From: Doug Anderson <dianders@chromium.org>
To: Dave Martin <Dave.Martin@arm.com>
Cc: Caroline Tice <cmtice@chromium.org>,
kgdb-bugreport@lists.sourceforge.net,
Will Deacon <will.deacon@arm.com>,
Linux ARM <linux-arm-kernel@lists.infradead.org>,
Stephen Boyd <swboyd@chromium.org>
Subject: Re: Possible to annotate ARM64 IRQ handling to help gdb?
Date: Wed, 13 Feb 2019 13:19:17 -0800 [thread overview]
Message-ID: <CAD=FV=V6mPHUBGn6u5v4=D_DBxrtj_MAyfHk+TOnbCRNNokYJQ@mail.gmail.com> (raw)
In-Reply-To: <20190211195750.GI3567@e103592.cambridge.arm.com>
Hi,
On Mon, Feb 11, 2019 at 11:58 AM Dave Martin <Dave.Martin@arm.com> wrote:
>
> On Mon, Feb 11, 2019 at 09:27:11AM -0800, Doug Anderson wrote:
> > Hi,
> >
> > On Mon, Feb 4, 2019 at 4:31 AM Dave Martin <Dave.Martin@arm.com> wrote:
> > >
> > > On Fri, Feb 01, 2019 at 01:38:05PM -0800, Doug Anderson wrote:
> > > > Hi,
> > > >
> > > > I was wondering if anyone out there has given any thought to
> > > > annotating the ARM64 IRQ handling in such a way that we could stack
> > > > crawl past el1_irq() when in gdb.
> > > >
> > > > I spent a bit of time on this a few months ago and documented all my
> > > > findings in:
> > > >
> > > > https://bugs.chromium.org/p/chromium/issues/detail?id=908721
> > > >
> > > > I can copy and paste all the discussion from that bug here, but since
> > > > it's public hopefully folks can read the discussion / investigation
> > > > there. To put it briefly, though: I can stack crawl past "el1_irq"

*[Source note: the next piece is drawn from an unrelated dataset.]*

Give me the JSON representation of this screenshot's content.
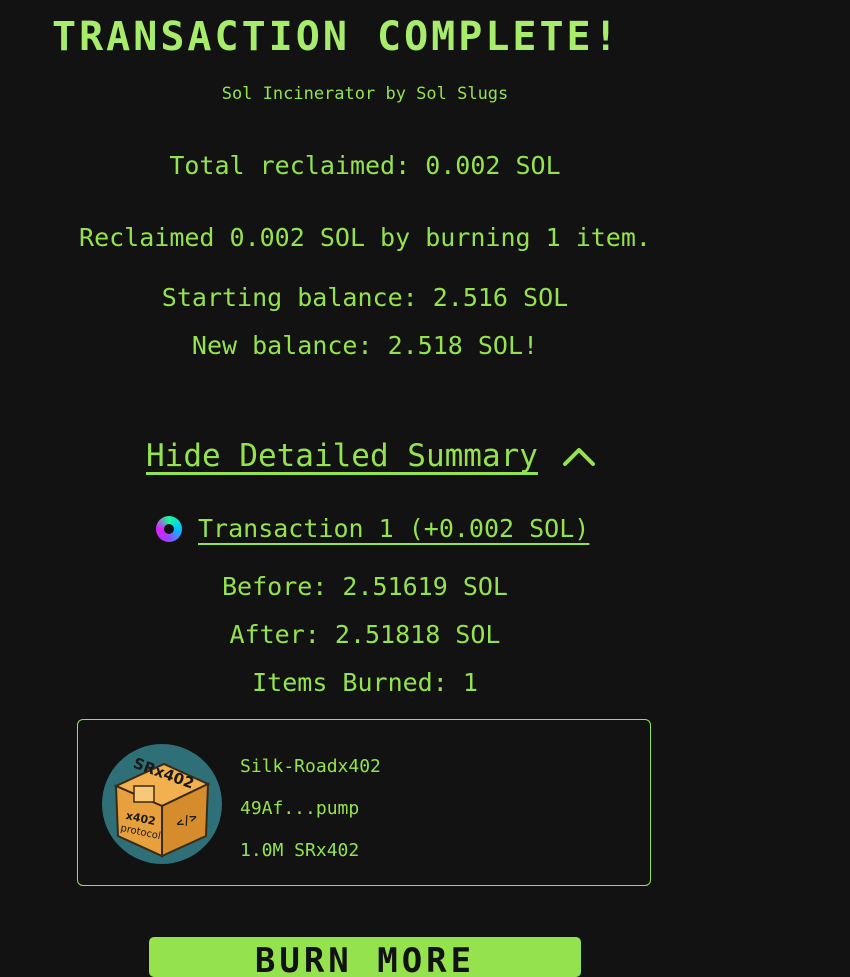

> > > > with the normal linux stack crawl (which is what kdb uses) but I can't
> > > > crawl past "el1_irq" in gdb(). After talking to some of our tools
> > > > guys here I'm fairly certain that we could solve this with the right
> > > > CFI directives, but when I poked at it I wasn't able to figure out the
> > > > magic.
> > > >
> > > >
> > > > Anyway, I figured I'd check to see if anyone here happens to know the
> > > > right magic.
> > >
> > > The kernel (appears to) generate a valid frame record for el1_irq:
> > >
> > > 0xffffff8008082b94 <+84>: mrs x22, elr_el1
> > >
> > > [...]
> > >
> > > 0xffffff8008082ba0 <+96>: stp x29, x22, [sp, #304]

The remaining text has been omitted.